WordPress Release: 5.6.5

TL;DR

WordPress 5.6.5 brings important security updates and bug fixes

This maintenance release focuses on security improvements by updating the Lodash dependency to version 4.17.21 to address vulnerabilities, fixes a JSONP REST API handler issue, and enhances the block editor security by disabling certain rich text attributes. The update is recommended for all WordPress 5.6.x installations to maintain site security and stability.

Highlight of the Release

• Updated Lodash library to version 4.17.21 to address security vulnerabilities
• Fixed JSONP REST API handler to improve security
• Disabled certain attributes for rich text to enhance block editor security
• Implemented hashed/deterministic moduleIDs in webpack configuration for more consistent builds

Migration Guide

No significant migration steps are required for this maintenance release. WordPress 5.6.5 is a security and bug fix release that should be compatible with all plugins and themes that work with WordPress 5.6.

If you're a developer who has extensively customized the rich text functionality in the block editor, you may want to review your code to ensure it doesn't rely on any of the now-disabled attributes.

Upgrade Recommendations

This release contains important security fixes, so upgrading is strongly recommended for all sites running WordPress 5.6.x.

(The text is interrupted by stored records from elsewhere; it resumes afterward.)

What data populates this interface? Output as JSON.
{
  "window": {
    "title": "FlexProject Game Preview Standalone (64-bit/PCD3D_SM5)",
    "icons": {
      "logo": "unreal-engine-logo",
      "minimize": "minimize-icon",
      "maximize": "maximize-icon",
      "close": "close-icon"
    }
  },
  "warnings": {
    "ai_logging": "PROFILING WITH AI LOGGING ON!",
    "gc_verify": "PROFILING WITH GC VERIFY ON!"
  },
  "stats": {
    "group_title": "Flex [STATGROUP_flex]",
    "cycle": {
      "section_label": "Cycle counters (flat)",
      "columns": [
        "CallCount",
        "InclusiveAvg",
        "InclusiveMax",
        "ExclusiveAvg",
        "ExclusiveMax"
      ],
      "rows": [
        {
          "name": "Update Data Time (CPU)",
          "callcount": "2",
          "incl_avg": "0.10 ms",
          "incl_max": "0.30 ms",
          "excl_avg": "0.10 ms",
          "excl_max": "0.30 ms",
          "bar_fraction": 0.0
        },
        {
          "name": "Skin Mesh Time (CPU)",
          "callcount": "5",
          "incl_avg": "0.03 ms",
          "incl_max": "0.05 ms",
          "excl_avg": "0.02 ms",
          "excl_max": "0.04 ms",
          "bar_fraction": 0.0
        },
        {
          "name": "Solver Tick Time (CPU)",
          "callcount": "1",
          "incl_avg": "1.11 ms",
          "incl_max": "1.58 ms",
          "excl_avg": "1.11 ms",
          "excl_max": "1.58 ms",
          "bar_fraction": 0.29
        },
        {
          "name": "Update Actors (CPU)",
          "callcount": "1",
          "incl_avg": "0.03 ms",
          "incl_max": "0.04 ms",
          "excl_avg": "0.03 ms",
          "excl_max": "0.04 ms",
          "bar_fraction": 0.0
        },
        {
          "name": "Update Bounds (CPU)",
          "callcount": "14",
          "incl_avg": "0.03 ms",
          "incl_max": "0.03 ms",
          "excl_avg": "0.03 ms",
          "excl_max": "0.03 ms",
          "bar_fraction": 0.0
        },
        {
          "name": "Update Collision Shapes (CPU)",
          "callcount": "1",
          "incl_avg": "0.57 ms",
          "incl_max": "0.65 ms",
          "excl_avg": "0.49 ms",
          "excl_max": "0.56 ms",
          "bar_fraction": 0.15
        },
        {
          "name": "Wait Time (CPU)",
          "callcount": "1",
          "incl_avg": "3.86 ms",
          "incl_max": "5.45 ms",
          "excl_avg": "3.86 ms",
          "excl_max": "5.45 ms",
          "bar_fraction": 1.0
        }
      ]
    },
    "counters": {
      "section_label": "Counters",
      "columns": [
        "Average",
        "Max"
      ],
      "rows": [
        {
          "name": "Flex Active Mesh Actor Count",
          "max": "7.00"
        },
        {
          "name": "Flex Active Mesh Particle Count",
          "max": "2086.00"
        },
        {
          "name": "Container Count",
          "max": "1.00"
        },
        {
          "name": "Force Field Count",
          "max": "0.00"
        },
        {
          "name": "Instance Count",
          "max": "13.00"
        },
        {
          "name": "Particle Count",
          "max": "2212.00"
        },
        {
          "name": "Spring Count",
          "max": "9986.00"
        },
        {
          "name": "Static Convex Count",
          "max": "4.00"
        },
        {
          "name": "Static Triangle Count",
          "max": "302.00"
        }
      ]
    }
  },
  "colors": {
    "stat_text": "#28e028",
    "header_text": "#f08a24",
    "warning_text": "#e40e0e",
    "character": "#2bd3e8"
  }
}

• Priority: High (security release)
• Timing: Update as soon as possible
• Preparation: As always, back up your site before updating
• Compatibility: No major compatibility issues have been reported

You can update through your WordPress dashboard, or download the release directly from the WordPress.org website.

Bug Fixes

REST API Improvements

• JSONP Handler Fix: Modified the REST API to only use _jsonp_wp_die_handler() for JSONP REST API requests, ensuring proper error handling and preventing potential issues with non-JSONP requests.

Block Editor Fixes

• Rich Text Security: Disabled certain attributes for rich text in the block editor to prevent potential security issues. This change helps maintain the integrity of content while protecting against possible vulnerabilities.

New Features

Enhanced Build System

• Deterministic Webpack Builds: Implemented hashed/deterministic moduleIDs in the webpack configuration, resulting in more consistent and predictable builds. This change helps developers by creating more reliable asset files across different environments.

Security Updates

• Lodash Library Update: Updated the Lodash JavaScript library from previous versions to 4.17.21 to address known security vulnerabilities. Lodash is widely used throughout WordPress core and this update patches several CVEs (Common Vulnerabilities and Exposures) that could potentially be exploited.

• Rich Text Attribute Restrictions: Enhanced security in the block editor by disabling certain attributes for rich text that could potentially be used in malicious ways.

• JSONP Handler Improvements: Improved the security of the REST API by ensuring that the JSONP die handler is only used for actual JSONP requests, preventing potential misuse in other contexts.

Performance Improvements

Build Performance

• Webpack Configuration: The implementation of hashed/deterministic moduleIDs in the webpack configuration not only improves build consistency but can also lead to better caching performance for JavaScript assets.

Impact Summary

WordPress 5.6.5 is primarily a security-focused maintenance release that addresses several potential vulnerabilities without introducing new features or changing existing functionality. The update to Lodash 4.17.21 patches known security issues in this widely-used JavaScript library, while the changes to the JSONP handler and rich text attributes further enhance WordPress's security posture.

For most users, this update will be seamless with no visible changes to the WordPress experience. Developers should note the technical improvements, particularly the webpack configuration changes that introduce more deterministic builds.

This release demonstrates WordPress's ongoing commitment to security maintenance across all supported versions, ensuring that even users who haven't upgraded to the latest major version can maintain a secure website.